Critique of landmark study: Psychology may not face replicability crisis after all
A study published last year suggested psychological research was facing a replication crisis, but a new paper says that work was erroneous.
Shock waves reverberated through the field of psychology research last year at the suggestion that the field faced a "replicability crisis." But the research that triggered that quake is flawed, a team of psychologists asserted in a comment published Thursday in the journal Science.
The ability to repeat an experiment with the same results is a pillar of productive science. When the study that rocked the field was published in Science in late August, Nature News's Monya Baker wrote, "Don’t trust everything you read in the psychology literature. In fact, two thirds of it should probably be distrusted."
In what's called the Reproducibility Project, a large, international team of scientists had repeated 100 published experiments to see if they could get the same results. Only about 40 percent of the replicated experiments yielded the same results.
But now a different team of researchers is saying that there's simply no evidence of a replicability crisis in that study.
The replication paper "provides not a shred of evidence for a replication crisis," Daniel Gilbert, the first author of the new article in Science commenting on the paper from August, tells The Christian Science Monitor in a phone interview.
The initial study, conducted by the Open Science Collaboration, also openly shared all the resulting data sets. So Dr. Gilbert, a psychology professor at Harvard University, and three of his colleagues pored over that information in a quest to see if it held up.
And the reviewing team, none of whom had papers tested by the original study, found a few crucial errors that could have led to such dismal results.
Their gripes start with the way studies were selected to be replicated. As Gilbert explains, the 100 studies replicated were from just two disciplines of psychology, social and cognitive psychology, and were not randomly sampled. Instead, the team selected studies published in three prominent psychology journals and the studies had to meet a certain list of criteria, including how complex the methods were.
"Just from the start, in my opinion," Gilbert says, "They never had a chance of estimating the reproducibility of psychology because they do not have the sample of studies that represents psychology." But, he says, that error could be dismissed, as information could still arise about more focused aspects of the field.
But when it came down to replicating the studies, other errors were made. "You might naïvely think that the word replication, since it contains the word replica, means that these studies were done in exactly the same way as the original studies," Gilbert says. In fact, he points out, some of the studies were conducted using different methods or different sample populations.
"It doesn't stop there," Gilbert says. It turns out that the researchers made a mathematical error when calculating how many of the studies fail to replicate simply based on chance. Based on their erroneous calculations, the number of studies that failed to replicate far outnumbered those expected to fail by chance. But when that calculation was corrected, says Gilbert, their results could actually be explained by chance alone.
"Any one of [these mistakes] would cast grave doubt on this article," Gilbert says. "Together, in my view, they utterly eviscerate the conclusion that psychology doesn't replicate."
The journal Science isn't just leaving it at that though.
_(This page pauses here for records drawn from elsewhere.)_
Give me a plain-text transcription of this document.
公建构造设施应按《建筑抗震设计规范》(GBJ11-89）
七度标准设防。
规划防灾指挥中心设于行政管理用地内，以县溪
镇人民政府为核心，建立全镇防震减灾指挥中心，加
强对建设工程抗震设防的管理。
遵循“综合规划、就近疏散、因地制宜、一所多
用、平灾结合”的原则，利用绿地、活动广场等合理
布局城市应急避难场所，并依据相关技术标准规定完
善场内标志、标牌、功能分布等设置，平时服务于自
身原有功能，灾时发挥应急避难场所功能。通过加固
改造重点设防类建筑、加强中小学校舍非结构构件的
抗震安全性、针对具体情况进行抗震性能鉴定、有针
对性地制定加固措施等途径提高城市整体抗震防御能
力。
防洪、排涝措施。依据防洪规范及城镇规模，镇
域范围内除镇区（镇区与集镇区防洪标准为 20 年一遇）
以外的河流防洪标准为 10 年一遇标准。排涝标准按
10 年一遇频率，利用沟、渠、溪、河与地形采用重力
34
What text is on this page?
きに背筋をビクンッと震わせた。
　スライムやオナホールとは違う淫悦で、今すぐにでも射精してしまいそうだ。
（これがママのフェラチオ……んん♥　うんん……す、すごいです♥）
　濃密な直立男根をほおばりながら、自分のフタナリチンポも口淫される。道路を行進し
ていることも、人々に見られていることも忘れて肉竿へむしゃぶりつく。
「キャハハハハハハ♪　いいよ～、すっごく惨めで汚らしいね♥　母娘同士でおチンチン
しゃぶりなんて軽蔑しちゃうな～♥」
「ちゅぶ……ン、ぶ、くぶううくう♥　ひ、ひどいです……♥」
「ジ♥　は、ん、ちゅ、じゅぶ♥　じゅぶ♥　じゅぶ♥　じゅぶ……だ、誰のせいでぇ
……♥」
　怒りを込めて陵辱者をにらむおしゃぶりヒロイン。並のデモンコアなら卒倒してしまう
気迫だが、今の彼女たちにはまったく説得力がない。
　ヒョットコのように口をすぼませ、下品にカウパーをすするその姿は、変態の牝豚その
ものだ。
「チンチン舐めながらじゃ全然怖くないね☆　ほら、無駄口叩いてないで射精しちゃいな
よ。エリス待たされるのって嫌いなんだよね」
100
Published alongside Gilbert and his team's critique of the original paper is a reply from 44 members of the replication team.
Brian Nosek, executive director of the Center for Open Science who led the original study, says that his team agrees with Gilbert's team in some ways.
Dr. Nosek tells the Monitor in a phone interview that his team wasn't trying to conclude why the original studies' results only matched the replicated results about 40 percent of the time. It could be that the original studies were wrong or the replications were wrong, either by chance or by inconsistent methods, he says.
Or perhaps there were conditions necessary to get the original result that the scientists didn't consider but could in fact further inform the results, he says.
"We don't have sufficient evidence to draw a conclusion of what combination of these contributed to the results that we observed," he says.
It could simply come down to how science works.
"No one study is definitive for anything, neither the replication nor the original," Nosek says. "Anyone that draws a definitive conclusion based on a single study is overstepping what science can provide," and that goes for the Reproducibility Project too. Each study was repeated only once, he says.
"What we offered is that initial piece of evidence that hopefully would, and has, gotten people's theoretical juices flowing, to spur that debate," Nosek says. And spur it has.
Gilbert agrees that one published scientific paper should not be taken as definitive. "Journals aren't gospel. Journals aren't the place where truth goes to be enshrined forever," he says. "Journals are organs of communication. They're the way that scientists tell each other, hey guys, I did an experiment. Look what I found."
When reproduction follows, that's "how science accumulates knowledge," Nosek says. "A scientific claim becomes credible by the ability to independently reproduce it."